American actress (1922–2021)

Martha Ruth Stewart Shelley ( Haworth; October 7, 1922 – February 17, 2021), better known as Martha Stewart, was an American actress. She was noted for playing Mildred Atkinson in In a Lonely Place (1950) alongside Humphrey Bogart.

==Early life==
Stewart was born in Bardwell, Kentucky, on October 7, 1922. Her family relocated to Brooklyn during her childhood. She attended New Utrecht High School, graduating in 1939. As a construction engineer, her father moved from one city to another when new projects arose, so that the family had "a relatively nomadic existence" during Stewart's younger days.

==Career==
Stewart's professional career began at age 16 when she was a swing singer at a club on 52nd Street in New York City for $35 per week. (She lied about her age to get the job.) That opportunity ended with an automobile accident that broke her nose and injured her face so badly that only after 10 weeks were doctors sure that she would not be permanently disfigured. Still wearing bandages and recovering from the accident, she won a job through an audition with Jerry Livingston's band. She toured the southern and midwestern United States with that orchestra.

When Marion Hutton left Glenn Miller's orchestra to have a baby, Stewart was selected as her replacement via an audition. Hutton's return would have left Stewart without a job, but Miller arranged for her to sing with Claude Thornhill's orchestra. Following the disbanding of Thornhill's orchestra, she was a featured soloist on radio on Your All-Time Hit Parade. After 13 weeks on that program she sang for 16 weeks at the Copacabana night club, which led to her being discovered by a scout for 20th Century Fox and signing with that studio.

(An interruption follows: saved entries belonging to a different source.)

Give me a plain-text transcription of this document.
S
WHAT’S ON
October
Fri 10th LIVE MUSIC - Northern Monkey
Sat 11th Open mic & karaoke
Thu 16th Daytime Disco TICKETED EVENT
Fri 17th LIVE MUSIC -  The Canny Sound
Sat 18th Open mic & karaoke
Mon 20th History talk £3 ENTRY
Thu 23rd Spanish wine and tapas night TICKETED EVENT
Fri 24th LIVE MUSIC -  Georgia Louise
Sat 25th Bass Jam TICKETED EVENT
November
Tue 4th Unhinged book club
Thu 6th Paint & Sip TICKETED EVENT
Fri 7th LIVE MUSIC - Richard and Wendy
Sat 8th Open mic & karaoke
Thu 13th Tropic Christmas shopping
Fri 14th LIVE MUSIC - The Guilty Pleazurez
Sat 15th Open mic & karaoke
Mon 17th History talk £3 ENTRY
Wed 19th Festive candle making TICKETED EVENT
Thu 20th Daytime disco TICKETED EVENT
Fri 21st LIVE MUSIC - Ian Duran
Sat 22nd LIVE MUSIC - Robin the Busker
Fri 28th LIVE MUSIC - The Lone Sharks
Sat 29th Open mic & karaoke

She sang on NBC radio with Miller, Harry James, and Thornhill. She was recruited by a Hollywood talent scout after an appearance at the Stork Club in Manhattan.

Stewart made her film debut in Doll Face (1945), in which she acted alongside Vivian Blaine and sang a duet with Perry Como. She then featured in Johnny Comes Flying Home (1946) opposite Richard Crane, then in I Wonder Who's Kissing Her Now (1947) with June Haver. The following year, she starred with Donald O'Connor in Are You with It?. She also appeared on Broadway in the musical Park Avenue from 1946 to 1947.

Stewart performed one of her best-known roles as murder victim Mildred Atkinson in the classic In a Lonely Place (1950). The film is regarded as one of Humphrey Bogart's finest performances. That same year, she featured in Convicted with Glenn Ford and Broderick Crawford. She went on to star in Aaron Slick from Punkin Crick (1952) alongside Alan Young and Dinah Shore. She appeared on television as the co-host of Those Two from 1952 to 1953, and in one episode of The Red Skelton Show in 1954. Nearly a decade would elapse before she featured in the episode "A Nice Touch" of The Alfred Hitchcock Hour. Stewart acted for the final time in Surf Party (1964), after which she retired.

==Personal life and death==
Stewart was married to singer-comedian Joe E. Lewis for two years; the marriage ended in divorce in 1948. Her second marriage was to actor-comedian George O'Hanlon from 1949 to 1952. She married her third and final husband David Shelley in 1955; they remained married until his death in 1982. The couple had three children, one of whom, singer David Shelley, predeceased her in 2015.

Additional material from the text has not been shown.